Lucknow, Oct. 9: The All India Muslim Personal Law Board today forged some sort of a consensus on a model nikaahnama which would come up for discussion when the board's general body meets in Kozhikode, Kerala, in December.

The board also decided to launch a campaign to create awareness about the Shariat (Islamic jurisprudence), similar to the movement in the wake of the Shah Bano controversy in the eighties, besides resolving to include land rights for women.

In a number of states, including Uttar Pradesh, Muslim women cannot legally claim their parents' property.

Sources said the board plans to meet chief minister Mulayam Singh Yadav and urge him to bring about necessary amendments in the law to accommodate the interests of Muslim women. However, the board sounded defensive on issues like family planning.

Abdul Rahim Qureshi, the assistant general secretary and spokesman for the board, said the model nikaahnama would contain a declaration to be signed by both the bride and the groom at the time of marriage in the presence of two witnesses. The declaration would contain specific details of meher (the money to be deposited for women who will be entitled to it on divorce), custody of children and other conditions.

'This nikaahnama is supposed to bring about some uniformity in the disparate marriage contracts that used to be signed earlier by the couples. Earlier, different regions used to have different nikaahnamas,' Qureshi said.

If approved, this would be the first time couples would have a nationwide fixed format for the marriage contract.

However, even the new nikaahnama will be silent on the right of a woman to divorce her husband. Qureshi said there was 'no wisdom' in conferring this right on women as it is the husband who has to bear the financial burden in the event of a divorce.

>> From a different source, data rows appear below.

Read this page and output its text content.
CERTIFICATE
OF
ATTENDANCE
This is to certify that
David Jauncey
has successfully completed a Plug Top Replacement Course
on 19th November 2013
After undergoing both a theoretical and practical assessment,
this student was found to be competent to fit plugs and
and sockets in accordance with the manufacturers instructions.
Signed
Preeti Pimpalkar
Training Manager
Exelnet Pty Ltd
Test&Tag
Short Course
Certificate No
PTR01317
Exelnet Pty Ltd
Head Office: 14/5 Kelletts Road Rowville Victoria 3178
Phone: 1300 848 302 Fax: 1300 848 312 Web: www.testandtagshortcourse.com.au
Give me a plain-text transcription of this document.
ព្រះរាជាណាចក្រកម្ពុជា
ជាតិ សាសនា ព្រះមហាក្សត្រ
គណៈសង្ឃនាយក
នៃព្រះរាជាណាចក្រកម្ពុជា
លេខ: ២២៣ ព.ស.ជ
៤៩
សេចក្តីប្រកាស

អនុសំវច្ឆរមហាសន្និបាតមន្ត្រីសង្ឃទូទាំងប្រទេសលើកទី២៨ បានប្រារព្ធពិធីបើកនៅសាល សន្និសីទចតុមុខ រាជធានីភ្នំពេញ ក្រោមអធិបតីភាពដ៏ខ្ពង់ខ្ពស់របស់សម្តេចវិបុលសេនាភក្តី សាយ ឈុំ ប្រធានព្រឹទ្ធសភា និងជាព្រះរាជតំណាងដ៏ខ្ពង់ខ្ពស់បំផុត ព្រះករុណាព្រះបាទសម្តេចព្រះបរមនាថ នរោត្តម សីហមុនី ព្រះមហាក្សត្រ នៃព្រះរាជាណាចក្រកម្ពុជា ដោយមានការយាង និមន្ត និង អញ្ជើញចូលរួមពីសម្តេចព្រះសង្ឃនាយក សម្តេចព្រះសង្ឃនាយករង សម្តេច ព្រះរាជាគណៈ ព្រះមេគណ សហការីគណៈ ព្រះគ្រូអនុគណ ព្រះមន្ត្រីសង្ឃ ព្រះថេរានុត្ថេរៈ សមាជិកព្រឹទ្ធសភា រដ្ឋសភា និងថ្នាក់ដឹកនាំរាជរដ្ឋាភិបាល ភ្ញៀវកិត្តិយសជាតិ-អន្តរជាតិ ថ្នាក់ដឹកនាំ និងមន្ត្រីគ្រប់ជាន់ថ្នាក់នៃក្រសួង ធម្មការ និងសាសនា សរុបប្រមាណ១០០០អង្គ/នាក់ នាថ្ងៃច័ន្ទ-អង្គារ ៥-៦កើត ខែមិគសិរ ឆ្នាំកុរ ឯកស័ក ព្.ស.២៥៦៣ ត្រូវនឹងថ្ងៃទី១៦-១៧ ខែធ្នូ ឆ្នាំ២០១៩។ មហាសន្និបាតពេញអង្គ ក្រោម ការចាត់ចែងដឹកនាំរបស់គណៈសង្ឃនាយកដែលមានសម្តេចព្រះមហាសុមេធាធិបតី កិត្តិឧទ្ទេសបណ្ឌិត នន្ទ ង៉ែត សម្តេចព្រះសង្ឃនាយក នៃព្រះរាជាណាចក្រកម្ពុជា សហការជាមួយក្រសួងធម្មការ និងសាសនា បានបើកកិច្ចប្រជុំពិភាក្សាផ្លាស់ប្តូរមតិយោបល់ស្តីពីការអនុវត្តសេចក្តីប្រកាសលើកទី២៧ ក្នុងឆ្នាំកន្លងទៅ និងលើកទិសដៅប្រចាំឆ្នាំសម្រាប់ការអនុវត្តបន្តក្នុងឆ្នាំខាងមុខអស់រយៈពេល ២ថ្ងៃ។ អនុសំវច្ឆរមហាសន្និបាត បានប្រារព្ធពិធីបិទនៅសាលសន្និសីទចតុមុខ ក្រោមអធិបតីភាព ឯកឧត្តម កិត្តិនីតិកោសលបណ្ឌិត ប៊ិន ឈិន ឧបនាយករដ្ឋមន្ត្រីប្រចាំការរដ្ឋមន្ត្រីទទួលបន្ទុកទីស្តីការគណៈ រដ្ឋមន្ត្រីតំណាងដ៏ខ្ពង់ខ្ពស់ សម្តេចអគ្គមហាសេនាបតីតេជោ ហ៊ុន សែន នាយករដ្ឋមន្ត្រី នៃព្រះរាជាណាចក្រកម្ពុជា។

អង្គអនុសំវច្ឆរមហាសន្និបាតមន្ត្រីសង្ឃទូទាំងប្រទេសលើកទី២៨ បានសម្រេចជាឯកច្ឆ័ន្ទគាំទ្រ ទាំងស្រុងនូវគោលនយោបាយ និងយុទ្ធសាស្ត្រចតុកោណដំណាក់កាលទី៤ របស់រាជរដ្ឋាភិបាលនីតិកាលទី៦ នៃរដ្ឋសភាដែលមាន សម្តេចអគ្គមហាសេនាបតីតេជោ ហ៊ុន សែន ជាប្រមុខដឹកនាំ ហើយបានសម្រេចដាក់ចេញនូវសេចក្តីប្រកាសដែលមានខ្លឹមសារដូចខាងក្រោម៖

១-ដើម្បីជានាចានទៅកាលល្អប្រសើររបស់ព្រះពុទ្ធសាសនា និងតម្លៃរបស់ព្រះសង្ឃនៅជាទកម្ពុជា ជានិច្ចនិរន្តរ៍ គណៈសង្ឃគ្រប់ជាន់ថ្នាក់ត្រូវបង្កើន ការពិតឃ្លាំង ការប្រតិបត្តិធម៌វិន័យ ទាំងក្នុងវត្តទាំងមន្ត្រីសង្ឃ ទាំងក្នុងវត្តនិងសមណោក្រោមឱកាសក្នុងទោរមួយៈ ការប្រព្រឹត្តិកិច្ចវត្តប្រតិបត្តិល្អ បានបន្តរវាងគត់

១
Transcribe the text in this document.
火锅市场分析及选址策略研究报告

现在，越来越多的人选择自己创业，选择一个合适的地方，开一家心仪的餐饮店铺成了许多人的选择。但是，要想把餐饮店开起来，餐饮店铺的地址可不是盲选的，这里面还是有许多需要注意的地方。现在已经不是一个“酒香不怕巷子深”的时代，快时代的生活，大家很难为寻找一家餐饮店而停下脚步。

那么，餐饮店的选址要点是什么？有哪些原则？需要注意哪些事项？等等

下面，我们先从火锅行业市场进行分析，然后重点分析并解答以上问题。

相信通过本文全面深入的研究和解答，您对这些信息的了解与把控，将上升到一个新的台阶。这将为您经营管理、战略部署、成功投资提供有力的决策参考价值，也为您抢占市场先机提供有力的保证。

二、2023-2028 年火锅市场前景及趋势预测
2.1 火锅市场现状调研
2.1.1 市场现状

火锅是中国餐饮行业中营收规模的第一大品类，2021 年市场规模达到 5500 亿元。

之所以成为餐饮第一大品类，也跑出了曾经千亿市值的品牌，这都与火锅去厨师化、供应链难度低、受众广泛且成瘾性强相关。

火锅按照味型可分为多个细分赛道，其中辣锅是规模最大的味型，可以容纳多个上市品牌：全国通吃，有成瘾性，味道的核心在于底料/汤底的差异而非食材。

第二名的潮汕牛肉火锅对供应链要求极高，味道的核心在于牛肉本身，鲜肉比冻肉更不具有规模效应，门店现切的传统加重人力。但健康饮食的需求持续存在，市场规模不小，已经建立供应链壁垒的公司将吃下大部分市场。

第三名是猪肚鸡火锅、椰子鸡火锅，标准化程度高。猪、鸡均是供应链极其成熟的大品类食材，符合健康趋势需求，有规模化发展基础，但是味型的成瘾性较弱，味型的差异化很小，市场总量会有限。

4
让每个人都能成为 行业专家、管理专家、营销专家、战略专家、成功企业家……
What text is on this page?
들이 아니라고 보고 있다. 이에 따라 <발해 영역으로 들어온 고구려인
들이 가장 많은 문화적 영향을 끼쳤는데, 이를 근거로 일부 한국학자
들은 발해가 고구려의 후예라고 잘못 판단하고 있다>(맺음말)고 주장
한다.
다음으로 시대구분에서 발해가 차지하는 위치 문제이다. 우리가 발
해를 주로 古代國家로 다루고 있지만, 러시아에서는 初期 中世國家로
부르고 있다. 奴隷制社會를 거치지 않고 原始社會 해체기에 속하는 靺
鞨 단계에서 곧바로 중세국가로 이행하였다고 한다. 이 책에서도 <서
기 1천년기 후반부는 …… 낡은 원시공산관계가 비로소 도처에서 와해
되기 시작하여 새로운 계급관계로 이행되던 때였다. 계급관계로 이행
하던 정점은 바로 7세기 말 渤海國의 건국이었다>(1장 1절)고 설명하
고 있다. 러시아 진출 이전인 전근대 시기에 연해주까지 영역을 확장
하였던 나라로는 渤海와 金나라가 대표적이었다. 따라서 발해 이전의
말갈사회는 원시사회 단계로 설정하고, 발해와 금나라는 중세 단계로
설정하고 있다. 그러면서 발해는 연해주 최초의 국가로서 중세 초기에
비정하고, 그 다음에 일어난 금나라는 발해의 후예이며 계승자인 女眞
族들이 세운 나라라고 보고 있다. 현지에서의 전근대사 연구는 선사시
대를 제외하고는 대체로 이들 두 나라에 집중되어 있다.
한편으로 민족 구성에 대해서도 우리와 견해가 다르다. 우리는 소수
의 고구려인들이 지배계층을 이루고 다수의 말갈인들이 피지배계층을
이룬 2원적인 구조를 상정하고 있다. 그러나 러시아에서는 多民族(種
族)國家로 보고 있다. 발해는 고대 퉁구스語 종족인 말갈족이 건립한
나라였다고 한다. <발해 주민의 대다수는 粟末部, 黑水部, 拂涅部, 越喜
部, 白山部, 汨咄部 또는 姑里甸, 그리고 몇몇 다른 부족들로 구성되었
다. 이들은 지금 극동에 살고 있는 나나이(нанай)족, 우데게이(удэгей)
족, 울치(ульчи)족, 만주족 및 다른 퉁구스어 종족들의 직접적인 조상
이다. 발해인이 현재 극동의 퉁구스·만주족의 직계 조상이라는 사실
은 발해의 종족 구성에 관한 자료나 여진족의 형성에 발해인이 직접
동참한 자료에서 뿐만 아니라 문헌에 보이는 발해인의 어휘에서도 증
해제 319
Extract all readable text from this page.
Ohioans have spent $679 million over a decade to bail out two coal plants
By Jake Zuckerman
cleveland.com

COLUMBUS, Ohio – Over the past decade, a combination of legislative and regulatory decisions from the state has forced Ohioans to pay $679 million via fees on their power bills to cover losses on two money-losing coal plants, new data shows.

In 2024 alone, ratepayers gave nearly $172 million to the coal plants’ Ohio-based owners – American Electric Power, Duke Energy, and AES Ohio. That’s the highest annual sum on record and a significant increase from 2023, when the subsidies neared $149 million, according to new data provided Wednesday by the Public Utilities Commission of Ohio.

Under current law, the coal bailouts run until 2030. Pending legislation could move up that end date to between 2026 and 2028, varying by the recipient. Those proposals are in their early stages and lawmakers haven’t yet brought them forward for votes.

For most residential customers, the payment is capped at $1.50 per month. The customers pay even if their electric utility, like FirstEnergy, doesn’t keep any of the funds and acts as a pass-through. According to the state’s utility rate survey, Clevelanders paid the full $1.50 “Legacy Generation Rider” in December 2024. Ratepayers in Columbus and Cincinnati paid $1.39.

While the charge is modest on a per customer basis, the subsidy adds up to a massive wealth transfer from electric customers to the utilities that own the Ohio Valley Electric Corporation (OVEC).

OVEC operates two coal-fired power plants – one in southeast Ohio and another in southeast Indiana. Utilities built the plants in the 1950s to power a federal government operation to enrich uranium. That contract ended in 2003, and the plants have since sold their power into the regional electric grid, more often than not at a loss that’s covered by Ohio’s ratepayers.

Inserting women's rights in a model nikaahnama has always been a contentious issue at law board meetings. While women's rights groups and liberals have been insisting on it, others like board chief Maulana Rabey Nadvi are opposed to it on the ground that it could lead to more divorces. 'No society can afford to have high rate of divorces. And certainly not Islam,' he had said while rejecting the need for a clause citing divorce options.

The reasons of divorce will thus also not have to be spelt out. 'What will be the fate of a woman if her husband divulges some (family) secret in public' Qureshi said.

He maintained that he did not foresee any difference of opinion among members over the model nikaahnama. 'If the Sunni leaders are (in a) majority in the board, (Syed) Kalbe Sadiq sahab, who is a Shia leader, was also present today at the meet. He has also fallen in line,' Qureshi said.

Sadiq, the vice-president of the board, told reporters: 'I have decided to keep mum.'

On reforms related to population control, the board has decided to oppose coercive methods. 'If running short of food stock is the fear, India's population failed to reduce the food stock,' said a member.

The board vowed to concentrate on restoring the image of the Shariat in the wake of the recent Gudia controversy, which saw the pregnant woman handed back to her first husband who returned after a prisoner swap with Pakistan.

The campaign will be the first of its kind since a similar movement in the wake of the Shah Bano case that saw the then government overturn a Supreme Court judgment resulting in denial of maintenance to the divorced woman.

The 'save Shariat' campaign will also reach out to non-Muslims to explain to them the rights for both men and women that the Shariat has laid down. 'Our task is to dispel wrong notions about the Shariat,' Nadvi said.